A tech billionaire (Edward Norton) hosts a murder mystery getaway on his ridiculously opulent private Greek island for his longtime crew, which also includes Janelle Monáe, Dave Bautista, Leslie Odom Jr., Kathryn Hahn, and Kate Hudson. Benoit Blanc, the Southern detective played by Daniel Craig, mysteriously appears, a body falls to the ground, and the fun and twisty sequel by director Rian Johnson is underway.

10. RRR

Where to watch: Netflix

The Indian blockbuster stars N.T. Rama Rao Jr. and Ram Charan are buff heroes who take on 1920s British colonialists in a must-watch movie – the greatest of last year – with love tales and over-the-top spirit. It not only received an Oscar nomination for best picture, but its nominated original song “Naatu Naatu,” which features our two characters in a dance duel with a smarmy British guy, won a Golden Globe and will compete against Lady Gaga and Rihanna.

11. Turning Red

Where to watch: Disney+

The family-friendly comedy – a contender for best animated feature – takes on a universal aspect of people’s lives in heartwarming fashion, in this case, female puberty. In director Domee Shi’s amusing and powerful ode to monster movies, 2000s-era boy bands, Asian culture, and growing up, a Toronto adolescent (voiced by Rosalie Chiang) wakes up to discover that when she gets extremely excited, she transforms into an 8-foot-tall big red panda.

12. Causeway

Where to watch: Apple TV+

Jennifer Lawrence and Brian Tyree Henry, who received his first Oscar nomination, give outstanding performances in this moving drama. Lynsey (Lawrence) is a soldier who returns to New Orleans after suffering a brain injury while serving in Afghanistan, but she needs to improve her physical and mental health on several levels. Lynsey makes a friend in James (Henry), a friendly mechanic who is dealing with his own issues. Meanwhile, Lawrence and Henry develops a friendship as the plot goes.
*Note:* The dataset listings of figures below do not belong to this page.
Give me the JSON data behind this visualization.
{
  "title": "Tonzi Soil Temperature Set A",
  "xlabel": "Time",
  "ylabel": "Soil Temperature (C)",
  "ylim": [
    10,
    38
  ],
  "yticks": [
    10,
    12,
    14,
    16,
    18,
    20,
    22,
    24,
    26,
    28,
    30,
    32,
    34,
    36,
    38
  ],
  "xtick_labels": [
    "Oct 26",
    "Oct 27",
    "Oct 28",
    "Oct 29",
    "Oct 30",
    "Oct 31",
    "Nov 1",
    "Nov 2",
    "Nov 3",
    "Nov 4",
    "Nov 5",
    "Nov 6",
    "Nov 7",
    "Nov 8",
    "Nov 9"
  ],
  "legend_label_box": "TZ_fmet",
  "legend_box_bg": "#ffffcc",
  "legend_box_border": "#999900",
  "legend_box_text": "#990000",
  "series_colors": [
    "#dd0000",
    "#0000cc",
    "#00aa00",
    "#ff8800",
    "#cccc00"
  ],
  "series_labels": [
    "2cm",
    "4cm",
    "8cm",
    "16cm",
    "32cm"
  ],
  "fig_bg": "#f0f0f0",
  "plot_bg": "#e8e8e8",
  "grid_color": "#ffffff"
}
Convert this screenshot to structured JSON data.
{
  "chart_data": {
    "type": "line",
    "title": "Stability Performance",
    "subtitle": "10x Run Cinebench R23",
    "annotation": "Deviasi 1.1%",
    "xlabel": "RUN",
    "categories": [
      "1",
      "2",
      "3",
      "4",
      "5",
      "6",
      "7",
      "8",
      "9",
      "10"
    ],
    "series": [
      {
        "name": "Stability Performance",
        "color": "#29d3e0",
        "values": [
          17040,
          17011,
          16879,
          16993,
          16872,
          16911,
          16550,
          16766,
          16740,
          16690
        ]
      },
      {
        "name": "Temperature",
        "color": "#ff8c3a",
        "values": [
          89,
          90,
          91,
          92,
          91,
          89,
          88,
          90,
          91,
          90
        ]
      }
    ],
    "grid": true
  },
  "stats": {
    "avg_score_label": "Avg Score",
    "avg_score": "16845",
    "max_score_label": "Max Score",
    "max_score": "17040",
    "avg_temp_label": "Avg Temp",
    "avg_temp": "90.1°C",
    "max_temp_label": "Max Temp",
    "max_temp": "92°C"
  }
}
13. Guillermo del Toro’s Pinocchio

Where to watch: Netflix

Guillermo del Toro, a modern master of the macabre, twists the old fairy tale in a delightful stop-motion animated interpretation set in 1930s Italy. The fanciful tale tackles war and Nazism, with a precocious, troublemaking wooden puppet desperate to be a real boy and a star-studded voice cast (from Ewan McGregor to Cate Blanchett).

14. To Leslie

Where to watch: Apple TV

Andrea Riseborough’s best actress nomination was the biggest surprise on Oscars day. Thanks to a social-media campaign spearheaded by celebrities such as Kate Winslet and Jane Fonda. In the drama, Riseborough plays a single mother from West Texas who is fighting to support her son after he wins the lottery, wastes the money, and then receives a second chance years later.

15. Navalny

Where to watch: HBO Max

Daniel Roher’s documentary, nominated for best documentary, is an engrossing and uplifting stranger-than-fiction look at the life and near-death of Russian opposition leader Alexei Navalny. The film follows the investigation into the 2020 assassination of a charismatic dissident (and President Vladimir Putin’s main political rival) but it also makes an emotional impact by including interviews with Navalny’s kids and the subject himself, a man willing to go to great lengths for his country.

That’s it for the article. Which of the above mentioned films do you think will win the Oscars this time? Let us know in the comments down below.